The prevalence of PMX usage was significantly higher in PMMA group. In this study, after becoming available, almost all CHDF was performed using AN69ST membrane without PMX. It may be a facility trend. Because the efficacy of PMX is reported [17], identical prognosis in AN69ST membrane group with low prevalence of PMX usage may be showing advantageous aspect, comparing to PMMA group with higher prevalence of PMX usage.

On the other hand, cost of medical equipments is an important problem. As of 2016 in Japan, AN69ST membrane is about 10% more expensive than PMMA membrane. In this study, we did not examine the life span of membranes because we changed membranes every 24 h before clotting. If life span of AN69ST membrane is longer, the cost problem may be solved.

Our study has some limitations. First, because this was a retrospective study, the backgrounds of both groups were not completely matched.
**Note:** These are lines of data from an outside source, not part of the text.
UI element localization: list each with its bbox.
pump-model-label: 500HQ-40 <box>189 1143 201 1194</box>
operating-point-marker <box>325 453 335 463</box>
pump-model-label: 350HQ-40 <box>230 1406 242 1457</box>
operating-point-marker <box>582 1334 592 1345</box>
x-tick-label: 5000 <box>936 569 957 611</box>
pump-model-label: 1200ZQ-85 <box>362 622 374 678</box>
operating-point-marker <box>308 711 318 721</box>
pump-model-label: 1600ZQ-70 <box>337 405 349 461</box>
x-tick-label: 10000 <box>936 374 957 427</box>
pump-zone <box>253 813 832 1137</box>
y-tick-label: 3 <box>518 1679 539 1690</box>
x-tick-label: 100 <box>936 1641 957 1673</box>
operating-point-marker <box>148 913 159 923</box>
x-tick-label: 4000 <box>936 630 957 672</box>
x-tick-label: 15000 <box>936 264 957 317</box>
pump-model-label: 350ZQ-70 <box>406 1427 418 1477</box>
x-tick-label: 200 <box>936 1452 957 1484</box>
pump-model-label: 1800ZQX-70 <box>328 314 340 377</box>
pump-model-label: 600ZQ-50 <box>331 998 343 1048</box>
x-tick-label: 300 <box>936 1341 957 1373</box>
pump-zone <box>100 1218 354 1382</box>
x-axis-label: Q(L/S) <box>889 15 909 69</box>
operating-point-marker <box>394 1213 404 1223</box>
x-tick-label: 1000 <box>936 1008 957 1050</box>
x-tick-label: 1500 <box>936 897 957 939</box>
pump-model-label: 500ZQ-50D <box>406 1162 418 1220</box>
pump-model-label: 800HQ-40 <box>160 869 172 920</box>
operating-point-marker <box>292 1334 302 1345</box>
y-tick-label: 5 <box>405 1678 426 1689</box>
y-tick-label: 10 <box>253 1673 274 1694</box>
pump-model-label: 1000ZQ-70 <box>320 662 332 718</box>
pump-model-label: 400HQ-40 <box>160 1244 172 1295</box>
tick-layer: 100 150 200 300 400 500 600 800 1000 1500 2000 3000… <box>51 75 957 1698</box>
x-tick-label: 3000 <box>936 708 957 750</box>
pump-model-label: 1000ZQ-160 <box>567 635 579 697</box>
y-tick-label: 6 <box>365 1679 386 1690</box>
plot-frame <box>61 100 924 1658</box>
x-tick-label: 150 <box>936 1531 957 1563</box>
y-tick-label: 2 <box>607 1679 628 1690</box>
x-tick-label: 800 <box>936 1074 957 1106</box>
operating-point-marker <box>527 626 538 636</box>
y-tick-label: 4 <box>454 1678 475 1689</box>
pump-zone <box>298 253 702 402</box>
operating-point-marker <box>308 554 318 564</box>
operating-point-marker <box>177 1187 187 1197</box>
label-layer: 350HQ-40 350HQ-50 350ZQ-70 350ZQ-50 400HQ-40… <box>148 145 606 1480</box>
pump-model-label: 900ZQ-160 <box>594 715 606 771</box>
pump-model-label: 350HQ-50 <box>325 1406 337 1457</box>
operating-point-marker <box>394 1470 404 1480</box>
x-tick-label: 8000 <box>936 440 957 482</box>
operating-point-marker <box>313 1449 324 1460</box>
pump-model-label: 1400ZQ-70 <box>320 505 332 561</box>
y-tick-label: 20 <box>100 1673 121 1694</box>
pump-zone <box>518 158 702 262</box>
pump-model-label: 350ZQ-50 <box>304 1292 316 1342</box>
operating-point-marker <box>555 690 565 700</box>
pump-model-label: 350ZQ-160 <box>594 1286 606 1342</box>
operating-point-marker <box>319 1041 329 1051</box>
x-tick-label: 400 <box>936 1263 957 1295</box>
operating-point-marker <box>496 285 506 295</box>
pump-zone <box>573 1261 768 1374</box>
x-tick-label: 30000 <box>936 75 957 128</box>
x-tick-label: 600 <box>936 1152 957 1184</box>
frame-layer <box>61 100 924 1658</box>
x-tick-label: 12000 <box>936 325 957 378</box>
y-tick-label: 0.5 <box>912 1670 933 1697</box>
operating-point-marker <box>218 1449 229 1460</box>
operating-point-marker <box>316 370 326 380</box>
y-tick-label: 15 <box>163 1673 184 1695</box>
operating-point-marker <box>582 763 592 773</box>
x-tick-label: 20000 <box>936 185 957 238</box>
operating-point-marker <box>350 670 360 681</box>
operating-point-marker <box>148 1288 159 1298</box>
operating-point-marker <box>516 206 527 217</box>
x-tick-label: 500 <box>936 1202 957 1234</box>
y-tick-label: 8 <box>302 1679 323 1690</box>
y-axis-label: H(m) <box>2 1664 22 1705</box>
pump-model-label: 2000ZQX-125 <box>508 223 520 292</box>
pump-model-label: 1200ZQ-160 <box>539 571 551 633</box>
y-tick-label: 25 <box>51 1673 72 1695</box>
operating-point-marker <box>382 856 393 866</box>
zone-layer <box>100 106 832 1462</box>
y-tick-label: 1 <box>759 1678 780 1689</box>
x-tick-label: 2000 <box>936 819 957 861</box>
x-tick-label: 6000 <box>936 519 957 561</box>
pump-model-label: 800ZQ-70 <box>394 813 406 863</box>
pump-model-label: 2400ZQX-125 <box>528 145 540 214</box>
In addition, criteria for the start of CHDF were not clearly defined. However, because multiple physicians determined when to start and finish CHDF by discussion, it is considered that there was no large deviation in judgment. Nonetheless, the start and end criteria for CHDF should be clear. Second, we did not measure the cytokine level. Because HR was stabilized early in the AN69ST group, we should determine whether this was due to the type of cytokines that can be removed.

Conclusions

Patients who underwent CHDF using an AN69ST or PMMA membrane showed similar prognoses. Furthermore, CHDF using an AN69ST membrane may be effective for early stabilization of vital signs.